By Mary Magdalene
Breaking down systems of oppression has to allow space for reappropriation. Reclaiming derogatory speech and utilizing it in such a way that places the power back into the hands of the marginalized minority. One of these words is whore. I count myself lucky to be a whore! I am not ashamed or embarrassed. Although I have retired from the full-service sex work industry, once a whore always a whore. These words cannot be used lightly, they are heavy with history. Their power inherently lies in shifting the meaning from its intended destructive purposes, towards empowering those belonging to the community. Meaning if you do not belong to the community, you do not have the right to use the word. I will now say it again, I am a whore! And if you are not, you need to keep my name out of your mouth.

I ended up in this career the same way I imagine numerous people who sell sex do. Ironically and as a way to survive. Ironically because the pandemic saw a huge shift in sex work moving from the streets and private dates to digital platforms such as OnlyFans which boomed during the pandemic. I have always chosen to go against the grain so doing the opposite of what millions of others were doing held appeal. An act of survival because during the COVID pandemic I found myself as a newly single mom, balancing a part time job and a full time college degree program. My state shut down a second time and my part time job barely paid the bills, unemployment certainly did not. With plenty of fear, trepidation and a shit ton of self doubt I met my first client. I was able to utilize the internet in such a way that I felt okay about him as long as it could be in a public area. Before coming to an agreement we spent some time talking. Not only did I focus on the meaning of his words but I was able to pay attention to his non verbal cues, this helped put me at ease, and was a privilege that I acknowledged I had over those who work on the streets.
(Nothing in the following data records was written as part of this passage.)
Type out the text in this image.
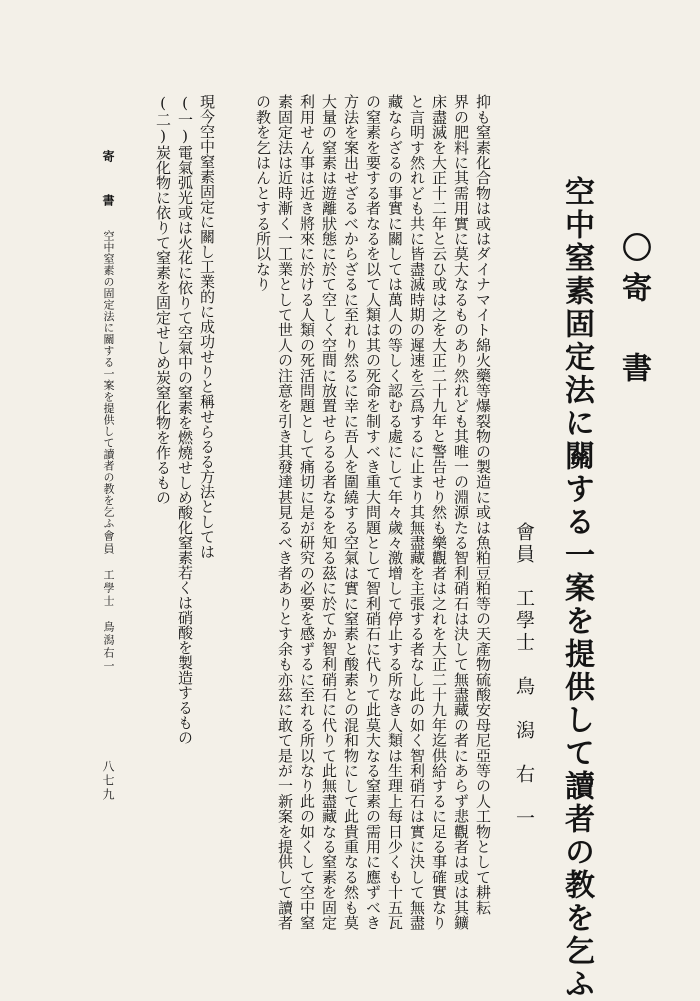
〇寄　書
空中窒素固定法に關する一案を提供して讀者の教を乞ふ
會員　工學士　鳥　潟　右　一
抑も窒素化合物は或はダイナマイト綿火藥等爆裂物の製造に或は魚粕豆粕等の天產物硫酸安母尼亞等の人工物として耕耘
界の肥料に其需用實に莫大なるものあり然れども其唯一の淵源たる智利硝石は決して無盡藏の者にあらず悲觀者は或は其鑛
床盡滅を大正十二年と云ひ或は之を大正二十九年と警告せり然も樂觀者は之れを大正二十九年迄供給するに足る事確實なり
と言明す然れども共に皆盡滅時期の遲速を云爲するに止まり其無盡藏を主張する者なし此の如く智利硝石は實に決して無盡
藏ならざるの事實に關しては萬人の等しく認むる處にして年々歲々激增して停止する所なき人類は生理上每日少くも十五瓦
の窒素を要する者なるを以て人類は其の死命を制すべき重大問題として智利硝石に代りて此莫大なる窒素の需用に應ずべき
方法を案出せざるべからざるに至れり然るに幸に吾人を圍繞する空氣は實に窒素と酸素との混和物にして此貴重なる然も莫
大量の窒素は遊離狀態に於て空しく空間に放置せらるる者なるを知る茲に於てか智利硝石に代りて此無盡藏なる窒素を固定
利用せん事は近き將來に於ける人類の死活問題として痛切に是が研究の必要を感ずるに至れる所以なり此の如くして空中窒
素固定法は近時漸く一工業として世人の注意を引き其發達甚見るべき者ありとす余も亦茲に敢て是が一新案を提供して讀者
の教を乞はんとする所以なり
現今空中窒素固定に關し工業的に成功せりと稱せらるる方法としては
(一)電氣弧光或は火花に依りて空氣中の窒素を燃燒せしめ酸化窒素若くは硝酸を製造するもの
(二)炭化物に依りて窒素を固定せしめ炭窒化物を作るもの
寄　書
空中窒素の固定法に關する一案を提供して讀者の教を乞ふ
會員　工學士　鳥潟右一
八七九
His desires seemed easy enough, an hour of my time for $19 less than my weekly unemployment check, which again was another component of my privilege.
I had been spoon fed garbage rhetoric my entire life: sex work is disgusting and shameful, and I worked hard to shove the whore hating right where it belongs. Six feet down. I replaced it with a hard cock in my throat. Thirty-seven seconds later I was wiping cum off my face and drying the tears from my eyes. He asked to “cuddle” afterwards. I focused really hard on relaxing my body and not tensing up in disgust. Closing my eyes I mentally made my grocery list and accepted how much this would help me survive a broken system. Occasionally I allowed a
feigned sigh of contentment to escape my lips. Going so far as to pretend I cared about what he had to say. Utilizing hiding my bare right foot behind my left so that I could squeeze my toes shut. A habit that still helps me to get through till this very day, any situation where I feel afraid, anxious or angry. When our time was up, he thanked me in words and crisp $100 bills. My drive home was silent, sometimes dissociating requires silence that almost deafens.
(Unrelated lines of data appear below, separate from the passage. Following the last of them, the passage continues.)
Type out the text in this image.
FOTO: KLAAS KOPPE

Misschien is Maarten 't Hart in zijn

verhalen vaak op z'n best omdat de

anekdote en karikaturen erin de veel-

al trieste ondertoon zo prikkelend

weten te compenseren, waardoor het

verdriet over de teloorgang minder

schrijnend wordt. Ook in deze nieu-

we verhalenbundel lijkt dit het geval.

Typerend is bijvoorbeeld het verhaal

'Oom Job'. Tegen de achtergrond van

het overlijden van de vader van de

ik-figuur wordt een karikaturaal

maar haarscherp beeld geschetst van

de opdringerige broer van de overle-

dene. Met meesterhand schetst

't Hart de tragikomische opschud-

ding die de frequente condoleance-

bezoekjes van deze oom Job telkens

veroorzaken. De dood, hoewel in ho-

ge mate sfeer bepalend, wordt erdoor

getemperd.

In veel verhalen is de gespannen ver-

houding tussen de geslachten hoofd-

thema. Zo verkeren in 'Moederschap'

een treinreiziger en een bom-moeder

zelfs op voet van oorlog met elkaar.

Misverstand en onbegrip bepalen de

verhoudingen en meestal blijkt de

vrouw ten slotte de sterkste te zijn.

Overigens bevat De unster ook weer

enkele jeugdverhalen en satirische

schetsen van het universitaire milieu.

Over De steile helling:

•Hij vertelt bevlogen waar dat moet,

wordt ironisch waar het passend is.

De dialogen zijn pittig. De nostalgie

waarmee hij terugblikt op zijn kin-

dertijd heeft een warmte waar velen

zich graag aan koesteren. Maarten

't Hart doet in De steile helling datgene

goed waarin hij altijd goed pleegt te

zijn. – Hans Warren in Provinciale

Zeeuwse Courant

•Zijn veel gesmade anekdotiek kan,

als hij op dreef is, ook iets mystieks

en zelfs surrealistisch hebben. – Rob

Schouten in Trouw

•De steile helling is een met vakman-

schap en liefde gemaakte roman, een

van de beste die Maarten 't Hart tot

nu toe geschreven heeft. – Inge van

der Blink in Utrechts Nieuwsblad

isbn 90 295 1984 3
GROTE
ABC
Sneaking back to the safety of my bedroom, I turned the shower on as hot as it would go, lying at the bottom in the fetal position while the water went from scalding to ice. Fresh tears began to fall, disappearing down the drain along with the cleansing water and hopefully my previously held beliefs about this newfound work. Fucking capitalism! It was then I realized claiming my power in this career would take more than lip service. It would take destroying the patriarchal norms and beliefs deeply ingrained inside of me. The misogyny that I had ingrained internally. The very norms and beliefs that had guided everything I had done in my life. I turned first to my most respected professor, only to discover they were an anti-sex work feminist. I turned to google, where I was able to seek solace in long abandoned blogs. A memory of my father flooded my brain. “Prostitution is the world’s oldest profession, and shouldn’t be criminalized,” he had said. This conversation as well as the words of hope written by whores before me motivated me to dig deeper.
Dismantling the system of sex worker oppression is not a job for the weak natured. It is built on the backs of workers before, workers present and workers in the future. Trans women. Women of color. Working poor. Men. He’s, she’s and they’s. Directly and indirectly choosing to make sex work their attempt at surviving capitalism. It takes community building, mutual aid and a clear framework for praxis. I kept reading and researching. I practiced new forms of self-care. I journaled, created art in addition to shifting my mindset and changing my beliefs. This work began granting me the ability and power to buy my children clothing and shoes right when they needed it. Through this work, I not only found a way to survive, but I also discovered the way back home to myself.